I'm a loner caught in a noisy world. When the kids are at school and Tish is working I don't seek out others to chew through the daytime hours with. The phone doesn't ring and no one knocks on the door. I'm could spend days alone without seeing a soul if circumstances allowed. I write and muse and pet the dogs until the time comes to do errands, rescue the kids from school, think up meals, and sort through all the other family hustle that come to the fore. Again, late at night, when the house is sleeping along with the rest of the western hemisphere, I go down to my workshop and tap images in silver and create flutes until 3am.
The contrast between my quiet work and the bustle of our family life is huge. Three kids need food, hurt feelings need mending, homework overseen, 3 dogs clamor for their share of the rowdy, and so forth all swirling around in constant tornadic activity.
As any artist will tell you, it is very hard to turn creativity on and off. I can't get up in the morning and automatically be ready to write or draw or sift through ideas.
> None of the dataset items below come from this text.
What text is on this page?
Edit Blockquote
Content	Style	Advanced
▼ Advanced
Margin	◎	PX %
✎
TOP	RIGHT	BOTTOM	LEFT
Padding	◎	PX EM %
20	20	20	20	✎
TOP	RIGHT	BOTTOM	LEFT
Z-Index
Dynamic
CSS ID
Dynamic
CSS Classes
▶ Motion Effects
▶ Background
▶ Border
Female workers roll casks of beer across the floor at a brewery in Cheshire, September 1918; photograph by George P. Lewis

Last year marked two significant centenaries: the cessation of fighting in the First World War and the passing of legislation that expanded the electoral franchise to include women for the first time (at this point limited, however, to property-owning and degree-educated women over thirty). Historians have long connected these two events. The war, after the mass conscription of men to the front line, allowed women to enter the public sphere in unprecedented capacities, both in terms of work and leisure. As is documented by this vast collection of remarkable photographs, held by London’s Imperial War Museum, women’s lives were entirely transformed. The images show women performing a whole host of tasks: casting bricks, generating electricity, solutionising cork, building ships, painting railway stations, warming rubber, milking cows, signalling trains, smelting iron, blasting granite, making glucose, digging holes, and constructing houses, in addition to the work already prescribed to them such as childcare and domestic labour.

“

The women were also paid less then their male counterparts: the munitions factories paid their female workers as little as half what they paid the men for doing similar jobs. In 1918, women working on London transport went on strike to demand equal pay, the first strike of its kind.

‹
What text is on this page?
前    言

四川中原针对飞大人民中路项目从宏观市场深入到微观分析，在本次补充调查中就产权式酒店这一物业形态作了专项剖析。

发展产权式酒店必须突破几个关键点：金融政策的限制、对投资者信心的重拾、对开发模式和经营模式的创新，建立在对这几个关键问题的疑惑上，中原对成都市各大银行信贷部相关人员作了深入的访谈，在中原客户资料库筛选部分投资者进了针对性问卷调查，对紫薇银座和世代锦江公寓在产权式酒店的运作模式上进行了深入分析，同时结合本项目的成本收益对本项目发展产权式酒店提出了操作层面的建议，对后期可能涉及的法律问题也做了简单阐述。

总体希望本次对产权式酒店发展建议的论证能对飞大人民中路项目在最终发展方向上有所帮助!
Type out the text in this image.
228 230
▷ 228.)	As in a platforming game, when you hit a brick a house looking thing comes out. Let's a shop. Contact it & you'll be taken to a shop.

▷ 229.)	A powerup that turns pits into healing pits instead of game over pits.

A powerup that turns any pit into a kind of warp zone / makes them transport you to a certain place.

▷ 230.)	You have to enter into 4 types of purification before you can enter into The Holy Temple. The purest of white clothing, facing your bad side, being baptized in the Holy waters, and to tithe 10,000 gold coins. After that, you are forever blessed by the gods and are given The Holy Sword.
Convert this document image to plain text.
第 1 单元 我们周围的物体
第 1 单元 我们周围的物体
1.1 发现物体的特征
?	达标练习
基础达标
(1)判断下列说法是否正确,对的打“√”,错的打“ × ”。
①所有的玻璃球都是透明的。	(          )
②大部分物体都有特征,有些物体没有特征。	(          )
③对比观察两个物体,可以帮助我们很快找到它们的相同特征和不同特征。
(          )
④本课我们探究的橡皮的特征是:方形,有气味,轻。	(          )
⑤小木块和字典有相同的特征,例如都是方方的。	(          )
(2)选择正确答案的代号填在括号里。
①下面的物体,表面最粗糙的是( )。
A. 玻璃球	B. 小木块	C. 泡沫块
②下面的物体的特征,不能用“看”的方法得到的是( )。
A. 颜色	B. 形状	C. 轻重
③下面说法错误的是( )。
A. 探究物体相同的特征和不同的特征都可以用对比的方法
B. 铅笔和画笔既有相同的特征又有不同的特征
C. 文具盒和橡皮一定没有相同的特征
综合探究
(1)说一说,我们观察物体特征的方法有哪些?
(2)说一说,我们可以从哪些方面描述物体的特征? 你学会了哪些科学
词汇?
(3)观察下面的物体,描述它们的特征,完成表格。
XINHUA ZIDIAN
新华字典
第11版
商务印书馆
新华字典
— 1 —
All too often I spend the day in anticipation of when I must go out to get groceries or haul someone to the doctor or whatever else my calendar will foist on me. So I get my coffee, read the news, and suddenly find that I have 90 minutes before this, a possible hour after that, and maybe 15 minutes waiting between one thing and the next.
Ready...set... create! Write that brilliant chapter that binds a sub atomic concept together with human spirituality. Think up a plot structure for your sitcom pilot - and don't forget you need 3 jokes per page. Weave together a interesting blog that gives my readers something to mull over. Can't quite pull it off between loading the dishwasher and peeling pee soaked sheets off a bed? Why on Earth not? No wonder I find more peace in the fluteshop at night where my work is more with my hands than my thoughts.
Who I am is my imagination. It is my core. If I can't find the peace of mind to let my imagination flow, I am rudderless - my career and my sanity will grind to a halt. Do I protect and defend myself from this at all costs? Do I let it in and take what comes? Can I balance them better without collateral damage at either end?
For all my artist readers - how do you balance creative life with busy reality?